I recently came across this article and saw this piece of abstract art, and realized I've been quite vain in my appreciation for the arts.  Historically, I would have scoffed at such a piece. Not this time around though. I was shocked though by my reaction: 

If you haven't clicked on and read the article, I'll give you a brief synopsis.  An artist by the name of Robert Rauschenberg decided he was going to create empty.  His method was to draw a piece and then erase it completely.  However, he quickly realized this wouldn't work: 

...drew a picture, rubbed it out, and felt silly. Something was subtracted, but nobody cared. Rauschenberg wasn't important, not yet, and erasing a Nobody's something was not like erasing a Somebody's something, and that's when he decided he would do a totally crazy thing; he would go, with no invitation, to the hottest, most successful artist in the city and ask him to hand over a drawing that would automatically have artistic (and commercial) value, and tell him, "I want to erase what you give me. That's how I will create empty.

Rauschenberg showed up at Willem de Kooning's door and persuaded him into allowing him to create empty with one of his works.  In display of Kooning's own artistic servitude, he chose a drawing that he absolutely did not want to give up: 

"These I would miss. I like them." But then, as before, he dropped them back into their folder. "No," he said, "I want it to be very hard to erase; I'm going to make it so hard for you to erase this."

De Kooning gave Rauschenberg a cherished charcoal drawing and Rauschenberg took the next 2 months to erase the piece.  Now as both men are dead, no one in the world knows what the original piece was.  

Erased De Kooning Drawing - Robert Rauschenberg - 1953

Erased De Kooning Drawing - Robert Rauschenberg - 1953

 

I was pleasantly shocked by the level of discomfort Rauschenberg's Erased De Kooning gave me.  There was a pang in my gut.  Aaaahh... YOUR NOT SUPPOSED TO DO THAT. Art is sacred and you don't delete art.   
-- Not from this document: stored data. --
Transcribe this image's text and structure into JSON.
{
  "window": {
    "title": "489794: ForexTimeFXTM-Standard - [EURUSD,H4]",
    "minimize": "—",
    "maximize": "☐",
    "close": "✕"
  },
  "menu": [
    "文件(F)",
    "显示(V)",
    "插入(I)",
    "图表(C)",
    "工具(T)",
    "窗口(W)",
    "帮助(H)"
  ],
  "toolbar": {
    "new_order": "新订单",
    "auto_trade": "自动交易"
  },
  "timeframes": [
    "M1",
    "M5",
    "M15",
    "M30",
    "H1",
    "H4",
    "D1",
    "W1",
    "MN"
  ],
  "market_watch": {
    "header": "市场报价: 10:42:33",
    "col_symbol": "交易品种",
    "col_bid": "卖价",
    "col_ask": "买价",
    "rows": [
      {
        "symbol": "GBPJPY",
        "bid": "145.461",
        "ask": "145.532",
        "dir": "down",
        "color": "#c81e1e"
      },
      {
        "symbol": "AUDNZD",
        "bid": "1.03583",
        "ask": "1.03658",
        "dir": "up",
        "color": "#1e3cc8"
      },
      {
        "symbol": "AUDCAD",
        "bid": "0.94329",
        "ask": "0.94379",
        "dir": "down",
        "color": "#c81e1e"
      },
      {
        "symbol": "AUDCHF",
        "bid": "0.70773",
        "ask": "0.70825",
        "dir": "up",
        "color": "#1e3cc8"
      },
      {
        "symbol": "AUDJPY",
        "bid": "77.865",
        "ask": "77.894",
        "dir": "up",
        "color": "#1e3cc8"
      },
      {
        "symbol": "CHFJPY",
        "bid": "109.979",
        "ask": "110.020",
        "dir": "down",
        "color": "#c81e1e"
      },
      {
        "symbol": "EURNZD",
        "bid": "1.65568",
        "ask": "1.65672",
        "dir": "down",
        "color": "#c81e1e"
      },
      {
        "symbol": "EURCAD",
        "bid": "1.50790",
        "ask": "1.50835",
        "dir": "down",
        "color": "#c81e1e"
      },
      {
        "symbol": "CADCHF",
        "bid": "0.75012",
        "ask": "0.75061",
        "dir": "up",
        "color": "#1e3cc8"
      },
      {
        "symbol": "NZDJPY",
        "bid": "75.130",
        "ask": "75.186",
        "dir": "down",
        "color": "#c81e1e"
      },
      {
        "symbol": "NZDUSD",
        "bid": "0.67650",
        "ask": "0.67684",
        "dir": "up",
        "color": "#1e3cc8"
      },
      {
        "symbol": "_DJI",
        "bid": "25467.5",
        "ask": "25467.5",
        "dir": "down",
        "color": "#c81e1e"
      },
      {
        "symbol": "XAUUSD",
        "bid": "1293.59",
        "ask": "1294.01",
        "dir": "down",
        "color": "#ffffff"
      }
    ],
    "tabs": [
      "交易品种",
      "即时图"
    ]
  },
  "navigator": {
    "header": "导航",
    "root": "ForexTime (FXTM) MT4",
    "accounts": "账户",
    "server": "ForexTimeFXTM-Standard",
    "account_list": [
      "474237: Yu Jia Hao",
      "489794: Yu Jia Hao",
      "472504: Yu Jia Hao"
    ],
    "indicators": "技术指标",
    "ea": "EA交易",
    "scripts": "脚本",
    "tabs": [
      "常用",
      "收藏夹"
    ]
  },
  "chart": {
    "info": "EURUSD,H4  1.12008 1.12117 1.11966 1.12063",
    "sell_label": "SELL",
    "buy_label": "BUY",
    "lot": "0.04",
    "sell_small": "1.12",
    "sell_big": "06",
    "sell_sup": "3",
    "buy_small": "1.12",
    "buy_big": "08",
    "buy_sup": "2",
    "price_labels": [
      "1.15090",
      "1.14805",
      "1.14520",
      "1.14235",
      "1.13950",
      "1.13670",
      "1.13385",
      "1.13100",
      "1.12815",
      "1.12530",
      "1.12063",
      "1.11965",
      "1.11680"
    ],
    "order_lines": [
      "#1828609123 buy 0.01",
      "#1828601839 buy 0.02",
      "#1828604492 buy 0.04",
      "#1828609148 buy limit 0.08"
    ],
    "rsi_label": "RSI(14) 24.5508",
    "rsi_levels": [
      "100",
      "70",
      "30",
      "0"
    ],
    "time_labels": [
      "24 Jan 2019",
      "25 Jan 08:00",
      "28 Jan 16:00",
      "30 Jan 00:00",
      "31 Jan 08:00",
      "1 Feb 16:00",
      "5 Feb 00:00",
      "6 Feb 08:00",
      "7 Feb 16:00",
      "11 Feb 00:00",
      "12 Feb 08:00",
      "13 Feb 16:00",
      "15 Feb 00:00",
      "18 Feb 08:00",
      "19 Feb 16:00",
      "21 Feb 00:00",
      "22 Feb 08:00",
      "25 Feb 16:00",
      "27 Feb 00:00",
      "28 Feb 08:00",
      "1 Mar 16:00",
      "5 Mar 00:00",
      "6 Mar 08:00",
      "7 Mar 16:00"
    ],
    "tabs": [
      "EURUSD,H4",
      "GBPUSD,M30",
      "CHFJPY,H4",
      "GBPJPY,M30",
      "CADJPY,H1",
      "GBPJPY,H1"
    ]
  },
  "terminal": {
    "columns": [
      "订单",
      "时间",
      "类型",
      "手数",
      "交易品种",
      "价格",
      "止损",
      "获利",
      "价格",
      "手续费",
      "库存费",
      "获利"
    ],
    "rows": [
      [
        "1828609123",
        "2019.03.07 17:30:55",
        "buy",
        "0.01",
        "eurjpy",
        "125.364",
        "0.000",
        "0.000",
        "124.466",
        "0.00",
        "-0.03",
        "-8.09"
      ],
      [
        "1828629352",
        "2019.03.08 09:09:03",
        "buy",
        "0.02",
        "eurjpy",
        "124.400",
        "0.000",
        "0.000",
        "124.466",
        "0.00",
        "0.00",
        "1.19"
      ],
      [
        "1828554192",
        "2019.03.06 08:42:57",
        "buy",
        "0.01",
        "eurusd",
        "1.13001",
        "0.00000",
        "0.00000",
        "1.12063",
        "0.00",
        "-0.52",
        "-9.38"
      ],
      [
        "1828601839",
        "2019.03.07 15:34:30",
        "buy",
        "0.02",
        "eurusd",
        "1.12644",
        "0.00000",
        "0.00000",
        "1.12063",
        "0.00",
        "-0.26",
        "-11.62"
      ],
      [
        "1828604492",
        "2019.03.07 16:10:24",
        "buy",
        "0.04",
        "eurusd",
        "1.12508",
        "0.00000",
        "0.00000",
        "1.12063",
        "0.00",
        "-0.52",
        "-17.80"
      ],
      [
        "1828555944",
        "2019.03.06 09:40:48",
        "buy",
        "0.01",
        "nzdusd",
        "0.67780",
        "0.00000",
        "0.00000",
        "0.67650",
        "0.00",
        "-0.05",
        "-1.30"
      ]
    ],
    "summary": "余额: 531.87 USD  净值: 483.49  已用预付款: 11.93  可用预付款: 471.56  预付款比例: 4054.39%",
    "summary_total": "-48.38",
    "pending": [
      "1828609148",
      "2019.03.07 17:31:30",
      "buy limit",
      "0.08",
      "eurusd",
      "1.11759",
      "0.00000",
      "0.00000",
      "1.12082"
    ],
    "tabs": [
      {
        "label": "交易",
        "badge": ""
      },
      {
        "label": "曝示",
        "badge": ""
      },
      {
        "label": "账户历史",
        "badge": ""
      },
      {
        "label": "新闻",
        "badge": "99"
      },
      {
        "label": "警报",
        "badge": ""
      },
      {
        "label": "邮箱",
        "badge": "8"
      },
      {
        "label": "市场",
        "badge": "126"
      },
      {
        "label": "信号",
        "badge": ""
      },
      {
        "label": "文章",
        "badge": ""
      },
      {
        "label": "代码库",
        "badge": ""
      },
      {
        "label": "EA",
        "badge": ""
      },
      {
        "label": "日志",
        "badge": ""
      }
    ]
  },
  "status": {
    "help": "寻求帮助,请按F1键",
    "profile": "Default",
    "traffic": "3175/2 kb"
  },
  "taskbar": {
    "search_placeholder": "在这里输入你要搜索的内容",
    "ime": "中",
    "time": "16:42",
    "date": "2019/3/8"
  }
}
I'm a bit of a sentimental hoarder.  Anything artist / creative to the slightest degree, I hold onto. I have journals, notebooks, scribbled drawings, pictures, and videos that sit untouched and undesired in boxes or folders on my computer. I have an aching desire to just burn it all and be rid of the clutter.  However, there is another part of me that cannot.  Something feels sacrilegious to me about destroying any semblance of a creative work.  I don't think that I am the only person that holds such an emotional attachment to creative works.  That's why it pains me to think that there was something beautiful here that has been completely wiped from human existence except for in the minds of these two dead men. 

Historically, I would have stopped at that pain and said "this is stupid." Now I recognize that Rauschenberg's piece has made me feel deeply.  The pang of regret and loss over something I would never have known is Rauschenberg's gift.  There was suffering in his work; De Kooning made sure of that.  And that suffering has created something that asks questions: What was there before?  Why did Rauschenberg erase it?  What am I holding onto in my life that I ought to erase?

The purpose of art is not always to entertain or please us aesthetically as I've immaturely thought.  No.  Art is to supposed "comfort the disturbed and disturb the comfortable."  This piece made very uncomfortable.